Title: Cops and Pirates
Series: Gintama (AU)
Pairings: Gintoki x Katsura
Rating: PG-13
A/N: This is the crack of all cracks. It's a Gintama AU! Don't expect it to be good. This is why the mangaka makes buckets of money and I don't. Even so, try not to say anything too mean ^^;;
So this is an AU: Gintoki and Hasegawa are cops. It doesn't really matter what country / time period / universe they're in. Shinpachi calls Gintoki "Gin-san" because how could he not? Elizabeth is a real duck. Kondou-san still knows fuck all what's going on around him.
“Sakata and Hasegawa, ehh?”
The Chief liked to drawl their names out like that, as if they were characters in a Western facing off on a black and white television screen. Sakataaa and Hasegaaaawa. He did that because he thought it made him sound cool, which was something Gintoki could relate to.
Beside him, Hasegawa frowned. “Yes, sir.” Because Hasegawa was always so depressed, he always came off really respectful.
The Chief looped his thumbs through his belt and just smirked across the desk at them, which let Gintoki know that he hadn’t a clue as to why they had been brought to his office.

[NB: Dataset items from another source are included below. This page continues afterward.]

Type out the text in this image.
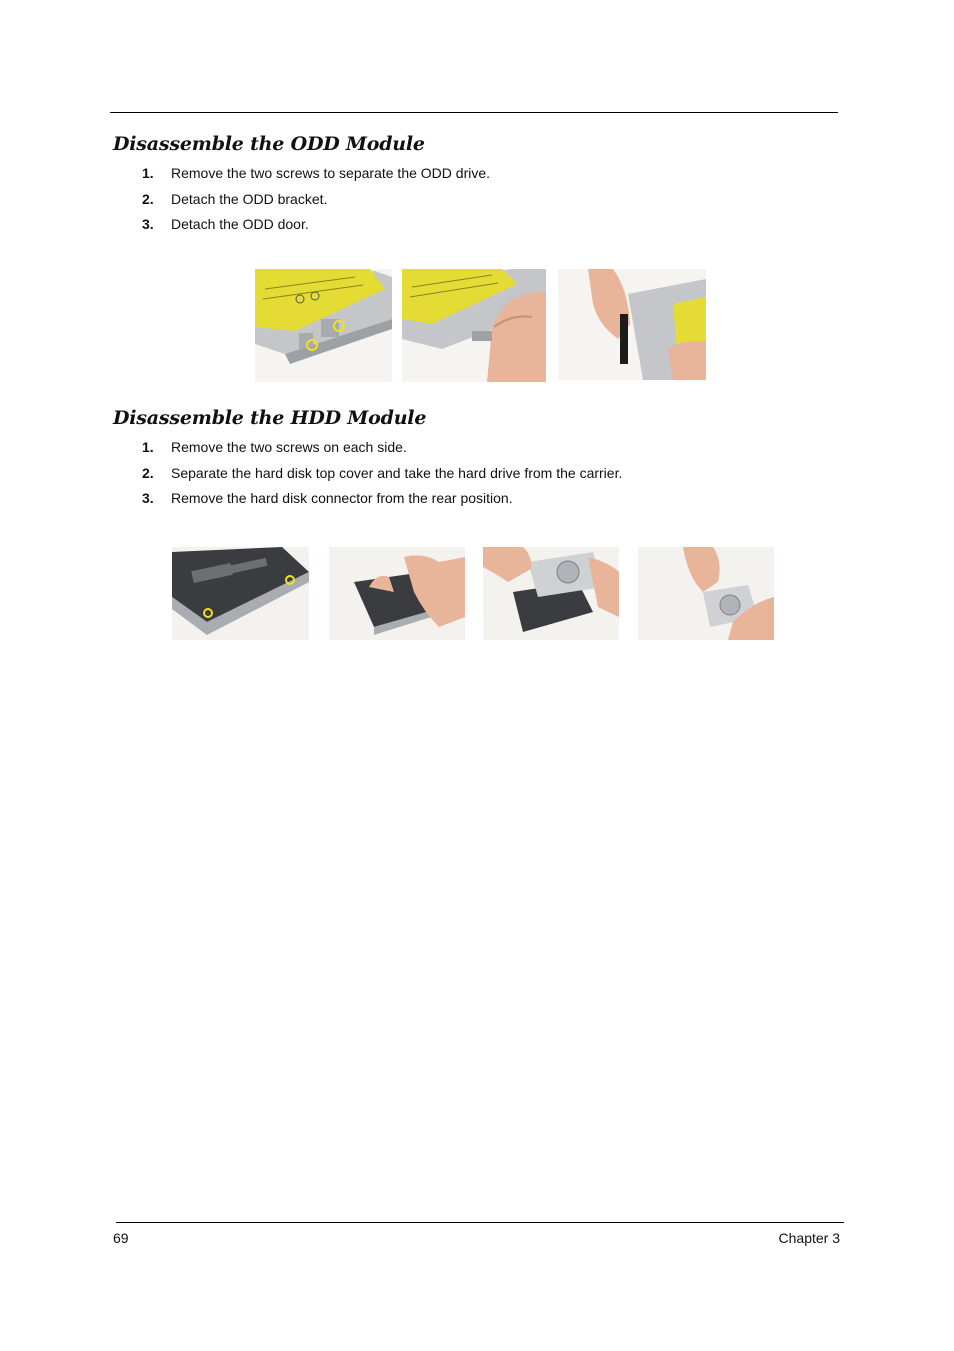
Disassemble the ODD Module
1. Remove the two screws to separate the ODD drive.
2. Detach the ODD bracket.
3. Detach the ODD door.
Disassemble the HDD Module
1. Remove the two screws on each side.
2. Separate the hard disk top cover and take the hard drive from the carrier.
3. Remove the hard disk connector from the rear position.
69	Chapter 3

“That’s the third squad car you two have busted this week!!” Vice-Captain Hijikata finally snapped. Right on cue, Gintoki thought. Next to him, the Chief looked surprised.
“Three cars in one week?” He blinked. “Wow.”
Hijikata twitched. When he was really pissed, the cigarette between his lips seemed to vibrate, smoke puffing out of his flared nostrils. It was vibrating now.
Gintoki pushed his pinky into his ear. “We were involved in a high-speed chase. The perps were in a corvette. If we were allowed to drive corvettes instead of Impalas the car wouldn’t have flipped over when we turned the curb like that.
“THREE TIMES?!” Hijikata screamed.
Gintoki persisted. “But if we’d had a corvette…”
The Chief frowned. “They don’t get very good gas mileage.”
“Yes,” Gintoki allowed, “but women love sports cars.”
“That’s it!” Hijikata cried, cigarette vibrating around each word. “You two are on picket duty!! For the next MONTH!!!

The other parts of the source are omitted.